A pesquisa em si para os povos indígenas traz uma experiência ruim, negativa. Não é só no Brasil, é ao redor do mundo. Os indígenas sempre foram objetos de pesquisa. Sempre foram vistos de uma forma subalterna. Tanto que, a maior parte das pesquisas até onde o pesquisador fala do indígena, às vezes o indígena nem sabe que foi informante de alguma coisa. Ele sempre é explorado, é sempre visto aquém. E a escrita da história de vida da Andila não. É algo onde a Andila está presente. É protagonista nesse processo.

Embora eu tenha feito a escrita como pesquisadora, a Andila traz toda a sua bagagem, a luz do seu olhar, de como que ela viu, das suas falas. A gente procura reconhecer a autoria, a participação, o protagonismo dela, e tudo isso marca esse momento em que estamos na universidade, que é a retomada da universidade, a demarcação como a gente fala. A demarcação desse território, com os nossos saberes, com a nossa forma de ver o mundo, com as nossas lutas.
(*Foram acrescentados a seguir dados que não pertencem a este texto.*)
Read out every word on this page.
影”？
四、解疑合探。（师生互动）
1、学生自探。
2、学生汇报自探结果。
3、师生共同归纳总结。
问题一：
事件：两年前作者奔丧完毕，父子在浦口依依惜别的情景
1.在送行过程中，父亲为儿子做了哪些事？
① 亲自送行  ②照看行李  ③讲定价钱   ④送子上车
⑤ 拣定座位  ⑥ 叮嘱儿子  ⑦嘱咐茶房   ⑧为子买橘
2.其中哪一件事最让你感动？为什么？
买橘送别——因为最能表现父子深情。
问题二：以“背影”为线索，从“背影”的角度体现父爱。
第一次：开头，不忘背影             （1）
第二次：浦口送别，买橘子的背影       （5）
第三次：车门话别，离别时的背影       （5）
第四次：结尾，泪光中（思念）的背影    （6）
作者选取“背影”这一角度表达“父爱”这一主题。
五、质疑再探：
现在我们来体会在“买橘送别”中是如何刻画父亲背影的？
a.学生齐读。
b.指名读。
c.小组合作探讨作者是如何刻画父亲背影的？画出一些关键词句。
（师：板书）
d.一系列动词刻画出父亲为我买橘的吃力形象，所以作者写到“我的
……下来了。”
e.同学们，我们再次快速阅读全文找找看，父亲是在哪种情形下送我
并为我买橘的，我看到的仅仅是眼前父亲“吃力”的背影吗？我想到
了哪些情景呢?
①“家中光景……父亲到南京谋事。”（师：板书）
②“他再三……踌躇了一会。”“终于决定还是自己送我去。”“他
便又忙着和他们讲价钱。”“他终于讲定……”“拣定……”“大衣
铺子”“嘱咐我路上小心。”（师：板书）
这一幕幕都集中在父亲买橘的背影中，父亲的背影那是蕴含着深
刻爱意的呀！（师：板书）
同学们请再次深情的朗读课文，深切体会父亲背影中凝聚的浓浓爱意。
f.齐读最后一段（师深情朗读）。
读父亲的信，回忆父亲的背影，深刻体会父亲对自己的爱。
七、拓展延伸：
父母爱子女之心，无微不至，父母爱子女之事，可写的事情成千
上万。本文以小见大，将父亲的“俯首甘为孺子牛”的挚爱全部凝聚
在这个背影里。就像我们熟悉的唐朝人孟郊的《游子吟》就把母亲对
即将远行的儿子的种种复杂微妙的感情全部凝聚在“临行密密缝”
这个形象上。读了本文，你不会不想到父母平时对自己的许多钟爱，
A história oficial não traduz isso. Se você for olhar a história dos povos indígenas nesses mais de 520 anos, não vai ver a história oficial trazendo o olhar do indígena. A gente faz formação de professores, trabalha com alunos também. Eles ficam surpresos. Aprendem uma coisa na sala de aula e o material que os professores usam vai sempre reforçar os estereótipos.

Uma visão de um índio genérico, que é aquele que só usa cocar, que mora em oca lá na Amazônia. Isso para a gente, principalmente Kaingang, é altamente prejudicial. Boa parte da sociedade não indígena nem reconhece indígenas no Sul. Ou vai criando aquela visão [de que] índio é aquele vagabundo, preguiçoso, é o que bebe, só em retomada de terra. E aí tem uma questão bem complexa: a sociedade não indígena não consegue entender o direito territorial indígena porque não entende o valor da cultura indígena.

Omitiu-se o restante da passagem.